Sunday, April 26, 2009

There is a wide spectrum for discovering new drugs and new uses for marketed drugs that ranges from purely rational to that of pure chance or serendipity.

There are three key levels to think about various issues and topics: the overall industry, the specific company and a specific drug or product.

In the past, time was generally viewed in drug development (particularly in large companies) as the single most precious resource you had to spend, but in recent years the importance of financial resources has become steadily more important, and often has become the most critical factor.

Monday, April 20, 2009

Excessive travel for workers and also managers is counterproductive and wasteful of a company's resources, not to mention the wear and tear on the person and their family. They are unavailable for various activities from signoffs to internal meetings. The true need for all travel must be carefully examined before being approved.

A leader who gets too far in front of his team will be marching by himself.

Many people on the frontiers of knowledge disappear from view.

Do not issue reports as final if they may need a longer gestation period and more thought or possibly more data. Documents that may be altered after review by Regulatory Agencies (e.g., some medical reports) may also be kept in draft form until approved.

Monday, April 13, 2009

Seek a balance between having too many projects where they slow each other's progress, and too few where a company risks its ability to survive with only a few projects that may or may not succeed and achieve the company's goals. A balance does not mean equal numbers.

Seek a balance between initiating too many high risk projects where you make assumptions of how a drug will behave, and being too conservative and avoiding most risks, by not wanting to make assumptions of how a drug will act.

The state-of-the-art is becoming so advanced in several technical areas that it is not the most appropriate standard to use for medical product development. For example, minute amounts of a drug may be measured in blood, but those levels are not needed or used to make clinical decisions and do not provide relevant safety data.

Monday, April 6, 2009

New drugs and other medical products are like one's children. One has to be very careful with their development until they are old enough to be independent and on their own. This usually occurs some time after the product reaches the market and firms up its safety and efficacy profiles.

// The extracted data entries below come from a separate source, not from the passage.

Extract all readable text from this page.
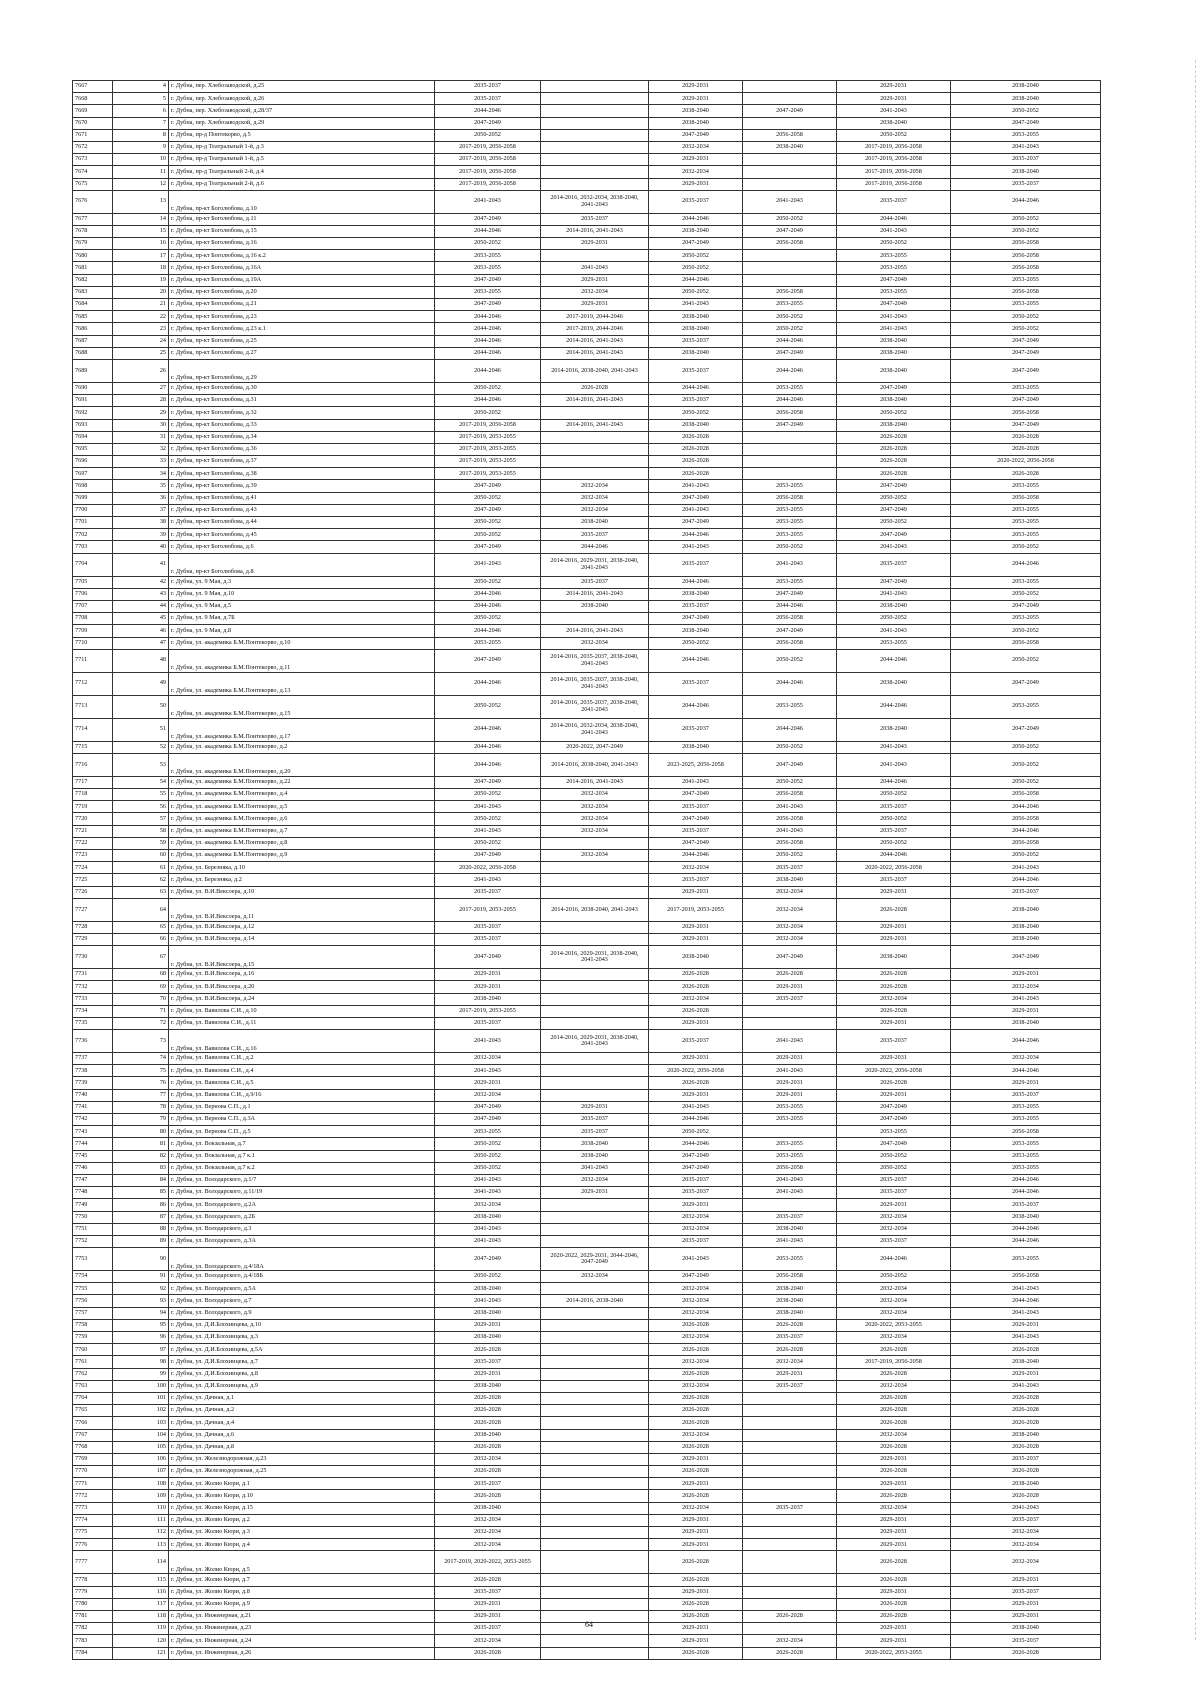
7667	4	г. Дубна, пер. Хлебозаводской, д.25	2035-2037		2029-2031		2029-2031	2038-2040
7668	5	г. Дубна, пер. Хлебозаводской, д.26	2035-2037		2029-2031		2029-2031	2038-2040
7669	6	г. Дубна, пер. Хлебозаводской, д.28/37	2044-2046		2038-2040	2047-2049	2041-2043	2050-2052
7670	7	г. Дубна, пер. Хлебозаводской, д.29	2047-2049		2038-2040		2038-2040	2047-2049
7671	8	г. Дубна, пр-д Понтекорво, д.5	2050-2052		2047-2049	2056-2058	2050-2052	2053-2055
7672	9	г. Дубна, пр-д Театральный 1-й, д.3	2017-2019, 2056-2058		2032-2034	2038-2040	2017-2019, 2056-2058	2041-2043
7673	10	г. Дубна, пр-д Театральный 1-й, д.5	2017-2019, 2056-2058		2029-2031		2017-2019, 2056-2058	2035-2037
7674	11	г. Дубна, пр-д Театральный 2-й, д.4	2017-2019, 2056-2058		2032-2034		2017-2019, 2056-2058	2038-2040
7675	12	г. Дубна, пр-д Театральный 2-й, д.6	2017-2019, 2056-2058		2029-2031		2017-2019, 2056-2058	2035-2037
7676	13	г. Дубна, пр-кт Боголюбова, д.10	2041-2043	2014-2016, 2032-2034, 2038-2040, 2041-2043	2035-2037	2041-2043	2035-2037	2044-2046
7677	14	г. Дубна, пр-кт Боголюбова, д.11	2047-2049	2035-2037	2044-2046	2050-2052	2044-2046	2050-2052
7678	15	г. Дубна, пр-кт Боголюбова, д.15	2044-2046	2014-2016, 2041-2043	2038-2040	2047-2049	2041-2043	2050-2052
7679	16	г. Дубна, пр-кт Боголюбова, д.16	2050-2052	2029-2031	2047-2049	2056-2058	2050-2052	2056-2058
7680	17	г. Дубна, пр-кт Боголюбова, д.16 к.2	2053-2055		2050-2052		2053-2055	2056-2058
7681	18	г. Дубна, пр-кт Боголюбова, д.16А	2053-2055	2041-2043	2050-2052		2053-2055	2056-2058
7682	19	г. Дубна, пр-кт Боголюбова, д.19А	2047-2049	2029-2031	2044-2046		2047-2049	2053-2055
7683	20	г. Дубна, пр-кт Боголюбова, д.20	2053-2055	2032-2034	2050-2052	2056-2058	2053-2055	2056-2058
7684	21	г. Дубна, пр-кт Боголюбова, д.21	2047-2049	2029-2031	2041-2043	2053-2055	2047-2049	2053-2055
7685	22	г. Дубна, пр-кт Боголюбова, д.23	2044-2046	2017-2019, 2044-2046	2038-2040	2050-2052	2041-2043	2050-2052
7686	23	г. Дубна, пр-кт Боголюбова, д.23 к.1	2044-2046	2017-2019, 2044-2046	2038-2040	2050-2052	2041-2043	2050-2052
7687	24	г. Дубна, пр-кт Боголюбова, д.25	2044-2046	2014-2016, 2041-2043	2035-2037	2044-2046	2038-2040	2047-2049
7688	25	г. Дубна, пр-кт Боголюбова, д.27	2044-2046	2014-2016, 2041-2043	2038-2040	2047-2049	2038-2040	2047-2049
7689	26	г. Дубна, пр-кт Боголюбова, д.29	2044-2046	2014-2016, 2038-2040, 2041-2043	2035-2037	2044-2046	2038-2040	2047-2049
7690	27	г. Дубна, пр-кт Боголюбова, д.30	2050-2052	2026-2028	2044-2046	2053-2055	2047-2049	2053-2055
7691	28	г. Дубна, пр-кт Боголюбова, д.31	2044-2046	2014-2016, 2041-2043	2035-2037	2044-2046	2038-2040	2047-2049
7692	29	г. Дубна, пр-кт Боголюбова, д.32	2050-2052		2050-2052	2056-2058	2050-2052	2056-2058
7693	30	г. Дубна, пр-кт Боголюбова, д.33	2017-2019, 2056-2058	2014-2016, 2041-2043	2038-2040	2047-2049	2038-2040	2047-2049
7694	31	г. Дубна, пр-кт Боголюбова, д.34	2017-2019, 2053-2055		2026-2028		2026-2028	2026-2028
7695	32	г. Дубна, пр-кт Боголюбова, д.36	2017-2019, 2053-2055		2026-2028		2026-2028	2026-2028
7696	33	г. Дубна, пр-кт Боголюбова, д.37	2017-2019, 2053-2055		2026-2028		2026-2028	2020-2022, 2056-2058
7697	34	г. Дубна, пр-кт Боголюбова, д.38	2017-2019, 2053-2055		2026-2028		2026-2028	2026-2028
7698	35	г. Дубна, пр-кт Боголюбова, д.39	2047-2049	2032-2034	2041-2043	2053-2055	2047-2049	2053-2055
7699	36	г. Дубна, пр-кт Боголюбова, д.41	2050-2052	2032-2034	2047-2049	2056-2058	2050-2052	2056-2058
7700	37	г. Дубна, пр-кт Боголюбова, д.43	2047-2049	2032-2034	2041-2043	2053-2055	2047-2049	2053-2055
7701	38	г. Дубна, пр-кт Боголюбова, д.44	2050-2052	2038-2040	2047-2049	2053-2055	2050-2052	2053-2055
7702	39	г. Дубна, пр-кт Боголюбова, д.45	2050-2052	2035-2037	2044-2046	2053-2055	2047-2049	2053-2055
7703	40	г. Дубна, пр-кт Боголюбова, д.6	2047-2049	2044-2046	2041-2043	2050-2052	2041-2043	2050-2052
7704	41	г. Дубна, пр-кт Боголюбова, д.8	2041-2043	2014-2016, 2029-2031, 2038-2040, 2041-2043	2035-2037	2041-2043	2035-2037	2044-2046
7705	42	г. Дубна, ул. 9 Мая, д.3	2050-2052	2035-2037	2044-2046	2053-2055	2047-2049	2053-2055
7706	43	г. Дубна, ул. 9 Мая, д.10	2044-2046	2014-2016, 2041-2043	2038-2040	2047-2049	2041-2043	2050-2052
7707	44	г. Дубна, ул. 9 Мая, д.5	2044-2046	2038-2040	2035-2037	2044-2046	2038-2040	2047-2049
7708	45	г. Дубна, ул. 9 Мая, д.7Б	2050-2052		2047-2049	2056-2058	2050-2052	2053-2055
7709	46	г. Дубна, ул. 9 Мая, д.8	2044-2046	2014-2016, 2041-2043	2038-2040	2047-2049	2041-2043	2050-2052
7710	47	г. Дубна, ул. академика Б.М.Понтекорво, д.10	2053-2055	2032-2034	2050-2052	2056-2058	2053-2055	2056-2058
7711	48	г. Дубна, ул. академика Б.М.Понтекорво, д.11	2047-2049	2014-2016, 2035-2037, 2038-2040, 2041-2043	2044-2046	2050-2052	2044-2046	2050-2052
7712	49	г. Дубна, ул. академика Б.М.Понтекорво, д.13	2044-2046	2014-2016, 2035-2037, 2038-2040, 2041-2043	2035-2037	2044-2046	2038-2040	2047-2049
7713	50	г. Дубна, ул. академика Б.М.Понтекорво, д.15	2050-2052	2014-2016, 2035-2037, 2038-2040, 2041-2043	2044-2046	2053-2055	2044-2046	2053-2055
7714	51	г. Дубна, ул. академика Б.М.Понтекорво, д.17	2044-2046	2014-2016, 2032-2034, 2038-2040, 2041-2043	2035-2037	2044-2046	2038-2040	2047-2049
7715	52	г. Дубна, ул. академика Б.М.Понтекорво, д.2	2044-2046	2020-2022, 2047-2049	2038-2040	2050-2052	2041-2043	2050-2052
7716	53	г. Дубна, ул. академика Б.М.Понтекорво, д.20	2044-2046	2014-2016, 2038-2040, 2041-2043	2023-2025, 2056-2058	2047-2049	2041-2043	2050-2052
7717	54	г. Дубна, ул. академика Б.М.Понтекорво, д.22	2047-2049	2014-2016, 2041-2043	2041-2043	2050-2052	2044-2046	2050-2052
7718	55	г. Дубна, ул. академика Б.М.Понтекорво, д.4	2050-2052	2032-2034	2047-2049	2056-2058	2050-2052	2056-2058
7719	56	г. Дубна, ул. академика Б.М.Понтекорво, д.5	2041-2043	2032-2034	2035-2037	2041-2043	2035-2037	2044-2046
7720	57	г. Дубна, ул. академика Б.М.Понтекорво, д.6	2050-2052	2032-2034	2047-2049	2056-2058	2050-2052	2056-2058
7721	58	г. Дубна, ул. академика Б.М.Понтекорво, д.7	2041-2043	2032-2034	2035-2037	2041-2043	2035-2037	2044-2046
7722	59	г. Дубна, ул. академика Б.М.Понтекорво, д.8	2050-2052		2047-2049	2056-2058	2050-2052	2056-2058
7723	60	г. Дубна, ул. академика Б.М.Понтекорво, д.9	2047-2049	2032-2034	2044-2046	2050-2052	2044-2046	2050-2052
7724	61	г. Дубна, ул. Березняка, д.10	2020-2022, 2056-2058		2032-2034	2035-2037	2020-2022, 2056-2058	2041-2043
7725	62	г. Дубна, ул. Березняка, д.2	2041-2043		2035-2037	2038-2040	2035-2037	2044-2046
7726	63	г. Дубна, ул. В.И.Векслера, д.10	2035-2037		2029-2031	2032-2034	2029-2031	2035-2037
7727	64	г. Дубна, ул. В.И.Векслера, д.11	2017-2019, 2053-2055	2014-2016, 2038-2040, 2041-2043	2017-2019, 2053-2055	2032-2034	2026-2028	2038-2040
7728	65	г. Дубна, ул. В.И.Векслера, д.12	2035-2037		2029-2031	2032-2034	2029-2031	2038-2040
7729	66	г. Дубна, ул. В.И.Векслера, д.14	2035-2037		2029-2031	2032-2034	2029-2031	2038-2040
7730	67	г. Дубна, ул. В.И.Векслера, д.15	2047-2049	2014-2016, 2029-2031, 2038-2040, 2041-2043	2038-2040	2047-2049	2038-2040	2047-2049
7731	68	г. Дубна, ул. В.И.Векслера, д.16	2029-2031		2026-2028	2026-2028	2026-2028	2029-2031
7732	69	г. Дубна, ул. В.И.Векслера, д.20	2029-2031		2026-2028	2029-2031	2026-2028	2032-2034
7733	70	г. Дубна, ул. В.И.Векслера, д.24	2038-2040		2032-2034	2035-2037	2032-2034	2041-2043
7734	71	г. Дубна, ул. Вавилова С.И., д.10	2017-2019, 2053-2055		2026-2028		2026-2028	2029-2031
7735	72	г. Дубна, ул. Вавилова С.И., д.11	2035-2037		2029-2031		2029-2031	2038-2040
7736	73	г. Дубна, ул. Вавилова С.И., д.16	2041-2043	2014-2016, 2029-2031, 2038-2040, 2041-2043	2035-2037	2041-2043	2035-2037	2044-2046
7737	74	г. Дубна, ул. Вавилова С.И., д.2	2032-2034		2029-2031	2029-2031	2029-2031	2032-2034
7738	75	г. Дубна, ул. Вавилова С.И., д.4	2041-2043		2020-2022, 2056-2058	2041-2043	2020-2022, 2056-2058	2044-2046
7739	76	г. Дубна, ул. Вавилова С.И., д.5	2029-2031		2026-2028	2029-2031	2026-2028	2029-2031
7740	77	г. Дубна, ул. Вавилова С.И., д.9/16	2032-2034		2029-2031	2029-2031	2029-2031	2035-2037
7741	78	г. Дубна, ул. Вернова С.П., д.1	2047-2049	2029-2031	2041-2043	2053-2055	2047-2049	2053-2055
7742	79	г. Дубна, ул. Вернова С.П., д.3А	2047-2049	2035-2037	2044-2046	2053-2055	2047-2049	2053-2055
7743	80	г. Дубна, ул. Вернова С.П., д.5	2053-2055	2035-2037	2050-2052		2053-2055	2056-2058
7744	81	г. Дубна, ул. Вокзальная, д.7	2050-2052	2038-2040	2044-2046	2053-2055	2047-2049	2053-2055
7745	82	г. Дубна, ул. Вокзальная, д.7 к.1	2050-2052	2038-2040	2047-2049	2053-2055	2050-2052	2053-2055
7746	83	г. Дубна, ул. Вокзальная, д.7 к.2	2050-2052	2041-2043	2047-2049	2056-2058	2050-2052	2053-2055
7747	84	г. Дубна, ул. Володарского, д.1/7	2041-2043	2032-2034	2035-2037	2041-2043	2035-2037	2044-2046
7748	85	г. Дубна, ул. Володарского, д.11/19	2041-2043	2029-2031	2035-2037	2041-2043	2035-2037	2044-2046
7749	86	г. Дубна, ул. Володарского, д.2А	2032-2034		2029-2031		2029-2031	2035-2037
7750	87	г. Дубна, ул. Володарского, д.2Б	2038-2040		2032-2034	2035-2037	2032-2034	2038-2040
7751	88	г. Дубна, ул. Володарского, д.3	2041-2043		2032-2034	2038-2040	2032-2034	2044-2046
7752	89	г. Дубна, ул. Володарского, д.3А	2041-2043		2035-2037	2041-2043	2035-2037	2044-2046
7753	90	г. Дубна, ул. Володарского, д.4/18А	2047-2049	2020-2022, 2029-2031, 2044-2046, 2047-2049	2041-2043	2053-2055	2044-2046	2053-2055
7754	91	г. Дубна, ул. Володарского, д.4/18Б	2050-2052	2032-2034	2047-2049	2056-2058	2050-2052	2056-2058
7755	92	г. Дубна, ул. Володарского, д.5А	2038-2040		2032-2034	2038-2040	2032-2034	2041-2043
7756	93	г. Дубна, ул. Володарского, д.7	2041-2043	2014-2016, 2038-2040	2032-2034	2038-2040	2032-2034	2044-2046
7757	94	г. Дубна, ул. Володарского, д.9	2038-2040		2032-2034	2038-2040	2032-2034	2041-2043
7758	95	г. Дубна, ул. Д.И.Блохинцева, д.10	2029-2031		2026-2028	2026-2028	2020-2022, 2053-2055	2029-2031
7759	96	г. Дубна, ул. Д.И.Блохинцева, д.3	2038-2040		2032-2034	2035-2037	2032-2034	2041-2043
7760	97	г. Дубна, ул. Д.И.Блохинцева, д.5А	2026-2028		2026-2028	2026-2028	2026-2028	2026-2028
7761	98	г. Дубна, ул. Д.И.Блохинцева, д.7	2035-2037		2032-2034	2032-2034	2017-2019, 2056-2058	2038-2040
7762	99	г. Дубна, ул. Д.И.Блохинцева, д.8	2029-2031		2026-2028	2029-2031	2026-2028	2029-2031
7763	100	г. Дубна, ул. Д.И.Блохинцева, д.9	2038-2040		2032-2034	2035-2037	2032-2034	2041-2043
7764	101	г. Дубна, ул. Дачная, д.1	2026-2028		2026-2028		2026-2028	2026-2028
7765	102	г. Дубна, ул. Дачная, д.2	2026-2028		2026-2028		2026-2028	2026-2028
7766	103	г. Дубна, ул. Дачная, д.4	2026-2028		2026-2028		2026-2028	2026-2028
7767	104	г. Дубна, ул. Дачная, д.6	2038-2040		2032-2034		2032-2034	2038-2040
7768	105	г. Дубна, ул. Дачная, д.8	2026-2028		2026-2028		2026-2028	2026-2028
7769	106	г. Дубна, ул. Железнодорожная, д.23	2032-2034		2029-2031		2029-2031	2035-2037
7770	107	г. Дубна, ул. Железнодорожная, д.25	2026-2028		2026-2028		2026-2028	2026-2028
7771	108	г. Дубна, ул. Жолио Кюри, д.1	2035-2037		2029-2031		2029-2031	2038-2040
7772	109	г. Дубна, ул. Жолио Кюри, д.10	2026-2028		2026-2028		2026-2028	2026-2028
7773	110	г. Дубна, ул. Жолио Кюри, д.15	2038-2040		2032-2034	2035-2037	2032-2034	2041-2043
7774	111	г. Дубна, ул. Жолио Кюри, д.2	2032-2034		2029-2031		2029-2031	2035-2037
7775	112	г. Дубна, ул. Жолио Кюри, д.3	2032-2034		2029-2031		2029-2031	2032-2034
7776	113	г. Дубна, ул. Жолио Кюри, д.4	2032-2034		2029-2031		2029-2031	2032-2034
7777	114	г. Дубна, ул. Жолио Кюри, д.5	2017-2019, 2020-2022, 2053-2055		2026-2028		2026-2028	2032-2034
7778	115	г. Дубна, ул. Жолио Кюри, д.7	2026-2028		2026-2028		2026-2028	2029-2031
7779	116	г. Дубна, ул. Жолио Кюри, д.8	2035-2037		2029-2031		2029-2031	2035-2037
7780	117	г. Дубна, ул. Жолио Кюри, д.9	2029-2031		2026-2028		2026-2028	2029-2031
7781	118	г. Дубна, ул. Инженерная, д.21	2029-2031		2026-2028	2026-2028	2026-2028	2029-2031
7782	119	г. Дубна, ул. Инженерная, д.23	2035-2037		2029-2031		2029-2031	2038-2040
7783	120	г. Дубна, ул. Инженерная, д.24	2032-2034		2029-2031	2032-2034	2029-2031	2035-2037
7784	121	г. Дубна, ул. Инженерная, д.26	2026-2028		2026-2028	2026-2028	2020-2022, 2053-2055	2026-2028
64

Consider the pros and cons of a multinational clinical trial before it is agreed to. Three adequately powered uni-national trials are usually preferable to one large multinational trial.

The primary reason why clinical trials fail is because of problems with patient recruitment.

Ask yourself whose responsibility it is to create a strategy that will recruit patients for a sponsored clinical trial. If you said "the investigator" you are wrong. It is the sponsor's responsibility to create a strategy that will be successful, and if there are problems, it is the sponsor's role to learn the cause of the problem and to adjust the strategy to ensure it succeeds.